Lateral cephalograms were excluded if the patient was over age 18 years at the initial records appointment, had previous orthodontic treatment, had been diagnosed with any congenital clefts of the lip or palate or any known or suspected craniofacial syndromes or growth-related conditions, required orthognathic surgery, or had a cephalogram that did not show C2, C3, and C4 adequately.
The number of lateral cephalograms in the image sample was determined by the minimum sample size required for the valid use of the weighted kappa statistic and was approximated by the sample size equation 2k 2 , where k was the number of categories in the rating scale. The rating scale used here has 6 categories, giving a minimum sample size of 72 radiographs.
Statistical analysis
Intraobserver agreement was determined using percentages of agreement and the weighted kappa coefficient to calculate the chance corrected agreement.

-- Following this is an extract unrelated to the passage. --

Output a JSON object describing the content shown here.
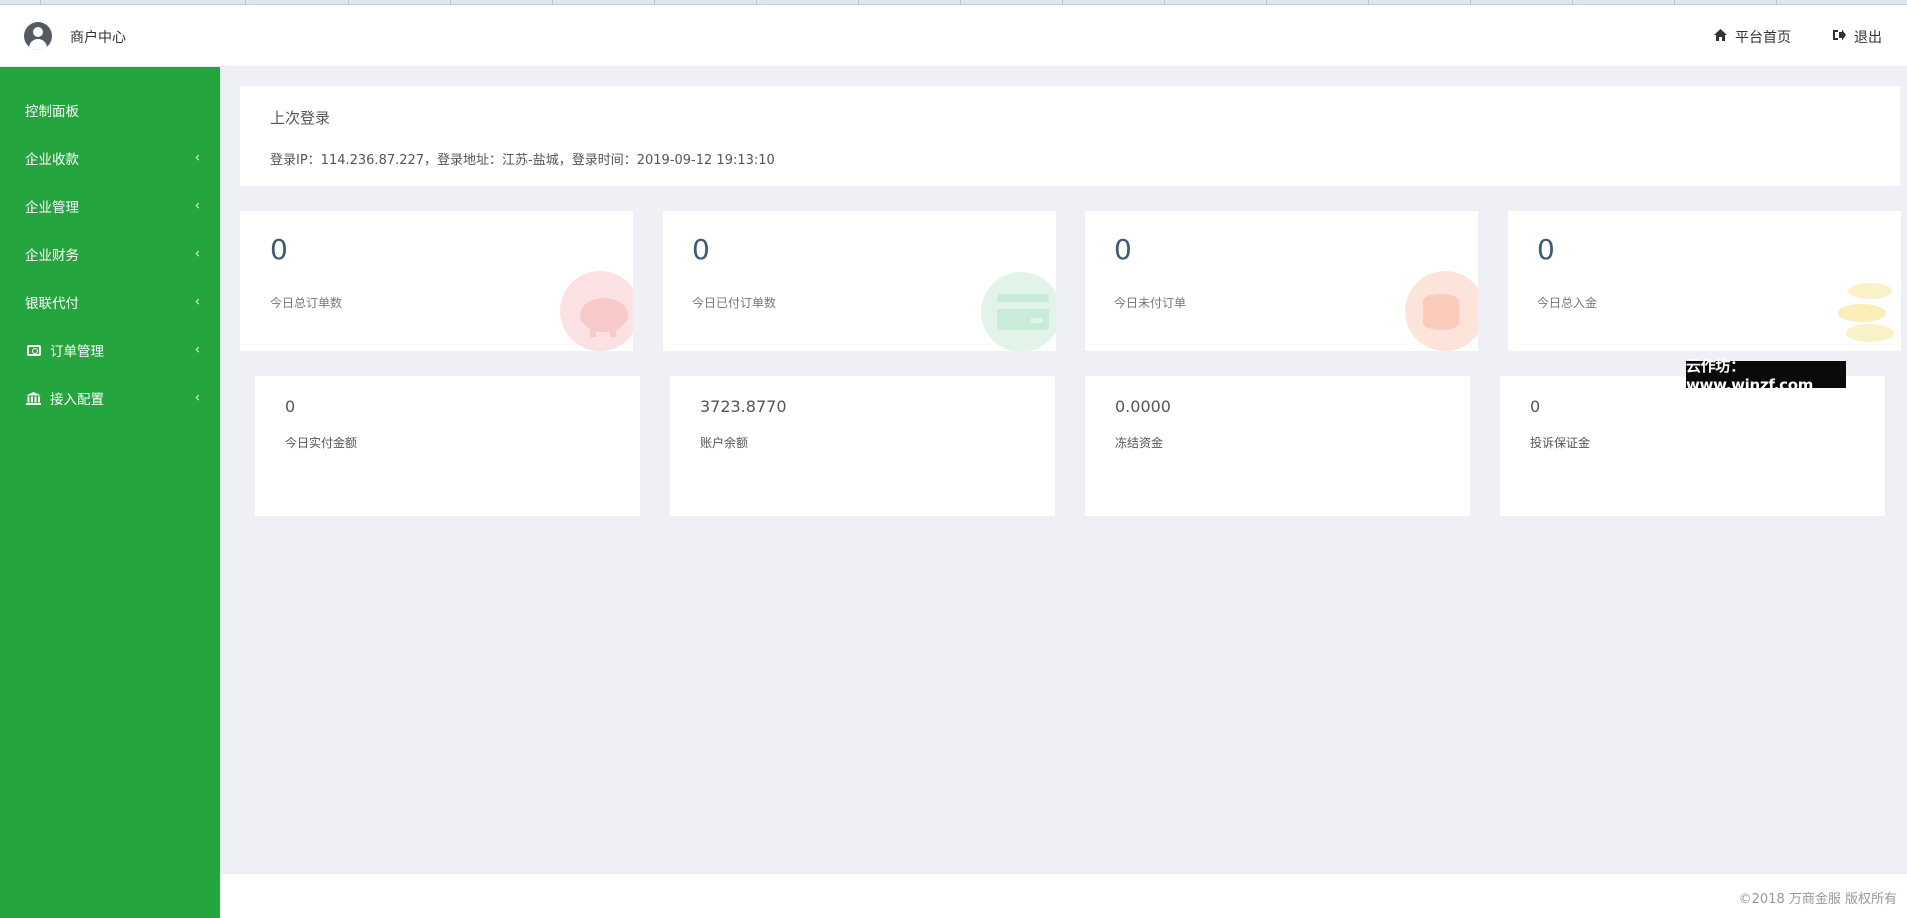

The CVM index is an ordinal categorical scale; consequently, the weighted kappa statistic was used, allowing credit for complete and partial agreement. The unweighted kappa is unsuitable for ordinal data. The linear weightings for a 6-category scale are shown in Table I .
Cervical stage at Phase 2 | Cervical stage at Phase 1 | |||||
---|---|---|---|---|---|---|
1 | 2 | 3 | 4 | 5 | 6 | |
1 | 1 | 0.8 | 0.6 | 0.4 | 0.2 | 0 |
2 | 0.8 | 1 | 0.8 | 0.6 | 0.4 | 0.2 |
3 | 0.6 | 0.8 | 1 | 0.8 | 0.6 | 0.4 |
4 | 0.4 | 0.6 | 0.8 | 1 | 0.8 | 0.6 |
5 | 0.2 | 0.4 | 0.6 | 0.8 | 1 | 0.8 |
6 | 0 | 0.2 | 0.4 | 0.6 | 0.8 | 1 |
In this study, linear weighted kappa coefficients were determined for intraobserver reliability and were calculated by manual construction of a 6 × 6 comparison table ( Table II ) that comprised the intraobserver agreements for each of the 2 samples of radiographs and all clinicians. These data were then entered into the VassarStat statistical program ( http://www.vassarstats.net ) to calculate the linear weighted kappa statistic. Interobserver agreement also was calculated using percentages of agreement and weighted kappa statistics with the Excel program AgreeStat (Microsoft).
CVM stage at Phase 2 | CVM stage at Phase 1 | Total | |||||
---|---|---|---|---|---|---|---|
1 | 2 | 3 | 4 | 5 | 6 | ||
1 | 95 | 17 | 22 | 5 | 3 | 0 | 142 |
2 | 21 | 100 | 36 | 13 | 5 | 0 | 175 |
3 | 13 | 29 | 110 | 45 | 14 | 1 | 212 |
4 | 2 | 6 | 39 | 206 | 60 | 7 | 320 |
5 | 0 | 1 | 13 | 88 | 217 | 43 | 362 |
6 | 0 | 0 | 2 | 8 | 62 | 157 | 229 |
Total | 131 | 153 | 222 | 365 | 363 | 208 | 1440 |
Landis and Koch have proposed the following as standards for the strength of agreement for the kappa coefficient: ≤0, poor; 0.01-0.20, slight; 0.21-0.40, fair; 0.41-0.60, moderate; 0.61-0.80, substantial, and 0.81-1, almost perfect. Similar formulations exist, but with slightly different descriptors. The choice of such benchmarks, however, inevitably is arbitrary.
Results
The overall intraobserver and interobserver reliability for our sample was characterized as substantial (weighted kappa, 0.61-0.8).
The intraobserver reliability of the 20 observers, when staging the LUDH image sample, gave a weighted kappa statistic of 0.70 (SE, 0.01), with an average agreement of 89% ( Table III ). When they staged the “standardized” image sample, this increased to a weighted kappa statistic of 0.82 (SE, 0.02), which was statistically significantly better than the value for the LUDH sample.